席替えをし、理花ちゃんと優維さんは隣同士になって授業中までイチャイチャし始めた。
あたしは窓側の一番後ろになった。
2人からだいぶ離れて少しホッとした。
「凪絆、最近1人だけど何かあったん?」
声をかけてくれたのはあたしの前の席の女の子。
名前は小林葉月。
「あ、大丈夫だよ。 」
「嘘つけ!最近理花と一緒じゃないじゃん!」
「うん、まぁね。」
「てか九条ってまたメガネ成瀬と付き合ってんの?」
「え、知ってるの?」
「私、九条と成瀬と同じ中学出身なの!」
「え、葉月それほんと!?」
「ほんと!中2からクラス一緒でさ、中2の時もメガネ成瀬と付き合ってた。」
優維さんと付き合ってることみんな知ってるんだ……
「うん、」
「でも受験前に九条が振ったらしく、私とかの方に九条が来たのよ。別に女友達がいないわけじゃないみたいだけど、誰も好き好んで関わりたいとは思わなかった。」
「うん、」
「とある友達が九条に『メガネ成瀬くんは?』って聞いたら、『受験勉強したいからって別れた』って言ってたの。

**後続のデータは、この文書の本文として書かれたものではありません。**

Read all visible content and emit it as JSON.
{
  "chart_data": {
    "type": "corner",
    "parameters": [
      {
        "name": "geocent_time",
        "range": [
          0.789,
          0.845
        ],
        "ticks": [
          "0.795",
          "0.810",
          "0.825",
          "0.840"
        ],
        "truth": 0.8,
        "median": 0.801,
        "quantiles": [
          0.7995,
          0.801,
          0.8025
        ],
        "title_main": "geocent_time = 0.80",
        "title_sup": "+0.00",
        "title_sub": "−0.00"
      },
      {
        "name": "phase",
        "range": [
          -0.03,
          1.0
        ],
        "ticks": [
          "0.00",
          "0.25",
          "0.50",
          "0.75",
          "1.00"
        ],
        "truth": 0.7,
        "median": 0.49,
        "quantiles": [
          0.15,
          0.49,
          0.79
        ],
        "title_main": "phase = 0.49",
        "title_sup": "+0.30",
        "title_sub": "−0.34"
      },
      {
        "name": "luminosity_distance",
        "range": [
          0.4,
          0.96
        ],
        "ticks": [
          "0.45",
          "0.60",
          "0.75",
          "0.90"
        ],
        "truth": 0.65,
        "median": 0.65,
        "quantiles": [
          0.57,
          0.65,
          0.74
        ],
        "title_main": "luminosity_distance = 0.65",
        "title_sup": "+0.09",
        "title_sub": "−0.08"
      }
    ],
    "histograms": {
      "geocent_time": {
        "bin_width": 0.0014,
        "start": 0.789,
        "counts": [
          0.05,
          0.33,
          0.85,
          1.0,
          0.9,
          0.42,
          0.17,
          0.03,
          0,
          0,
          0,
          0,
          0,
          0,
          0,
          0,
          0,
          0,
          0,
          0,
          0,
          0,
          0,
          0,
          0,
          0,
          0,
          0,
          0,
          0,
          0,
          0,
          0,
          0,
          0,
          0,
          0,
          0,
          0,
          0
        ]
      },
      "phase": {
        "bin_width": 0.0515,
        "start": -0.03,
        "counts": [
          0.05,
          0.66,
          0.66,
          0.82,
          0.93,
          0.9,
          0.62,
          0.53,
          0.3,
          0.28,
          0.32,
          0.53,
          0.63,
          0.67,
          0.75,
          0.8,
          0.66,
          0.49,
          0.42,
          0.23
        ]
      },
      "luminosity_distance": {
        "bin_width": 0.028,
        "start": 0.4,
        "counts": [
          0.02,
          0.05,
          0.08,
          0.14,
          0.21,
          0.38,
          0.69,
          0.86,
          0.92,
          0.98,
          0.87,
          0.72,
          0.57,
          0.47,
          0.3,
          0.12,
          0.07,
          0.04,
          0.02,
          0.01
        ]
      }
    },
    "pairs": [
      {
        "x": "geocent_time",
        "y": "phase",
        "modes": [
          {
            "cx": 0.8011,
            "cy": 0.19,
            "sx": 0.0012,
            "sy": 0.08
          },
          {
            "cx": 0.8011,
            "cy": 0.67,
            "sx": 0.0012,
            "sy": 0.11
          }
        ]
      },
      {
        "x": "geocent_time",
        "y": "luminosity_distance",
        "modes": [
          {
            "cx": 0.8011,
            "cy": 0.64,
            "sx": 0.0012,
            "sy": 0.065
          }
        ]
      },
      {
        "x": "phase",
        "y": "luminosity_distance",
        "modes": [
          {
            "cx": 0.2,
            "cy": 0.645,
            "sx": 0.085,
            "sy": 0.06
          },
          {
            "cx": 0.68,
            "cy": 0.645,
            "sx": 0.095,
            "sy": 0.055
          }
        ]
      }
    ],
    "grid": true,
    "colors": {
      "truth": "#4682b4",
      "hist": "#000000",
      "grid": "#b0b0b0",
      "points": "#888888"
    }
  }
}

」
「うん、」
「でも九条は休み時間は私達と話して、放課後は寄り道して遊んでた。」
「勉強は……?」
「結局ノー勉で試験受けて受かったよ。九条頭いいくせにここの学校らしいし。あ、てかね!」
「ん?」
「成瀬と別れたくせに私達に成瀬がどこの高校行くか聞いてきて、って頼まれたんだよね」
「別れた……のに?」
「そそ!九条によると付き合ってた時はもっと頭の良いところ行くつもりだったらしいの。でも別れたから高校変えるかもって思ったらしくパシリにされた。」
「で、成瀬くんはここの高校にしたから理花ちゃんも着いてきた……ってこと?」
「そーゆーこと!まじ九条ないわー。」
理花ちゃんの考えてることが良くわからない……。
「で、九条はまたメガネ成瀬と付き合ったの?」
「なのかな?その日ら辺から成瀬くんに無視される……」
「あー、九条嫉妬めっちゃ深いよ。私が先生に頼まれてノートとか運ぼうとすると成瀬が運ぶね、って代わりに運んでくれたのよ」
「お、優しい。」
「そしたら九条がすごい勢いで睨んできてさ。」
「え……」
「成瀬が帰ってきたあとの九条との会話を聞いた友達は『他の女と仲良くしないでよ。さっき別にノート運ぶ必要なくない?頼まれたわけじゃないしさ』って言ってたらしくて。」
「嫉妬、深いね。」
「九条のイメージ一瞬でダウンだよねww」
「うん……」
葉月の話を聞いて思った。
2人はまた付き合ったんだ、と。
それか……葉月が教えてくれた中学までの出来事を繋ぎ合わせて、もしかしたら理花ちゃんに強く言われて断れなかっただけとか?
「葉月、ありがと。」
「凪絆さ辛くなったら私のとこおいで?九条の中学までとか教えるし話も聞くから。」
「ありがと。」
今はとりあえず……様子を見るしかないか……。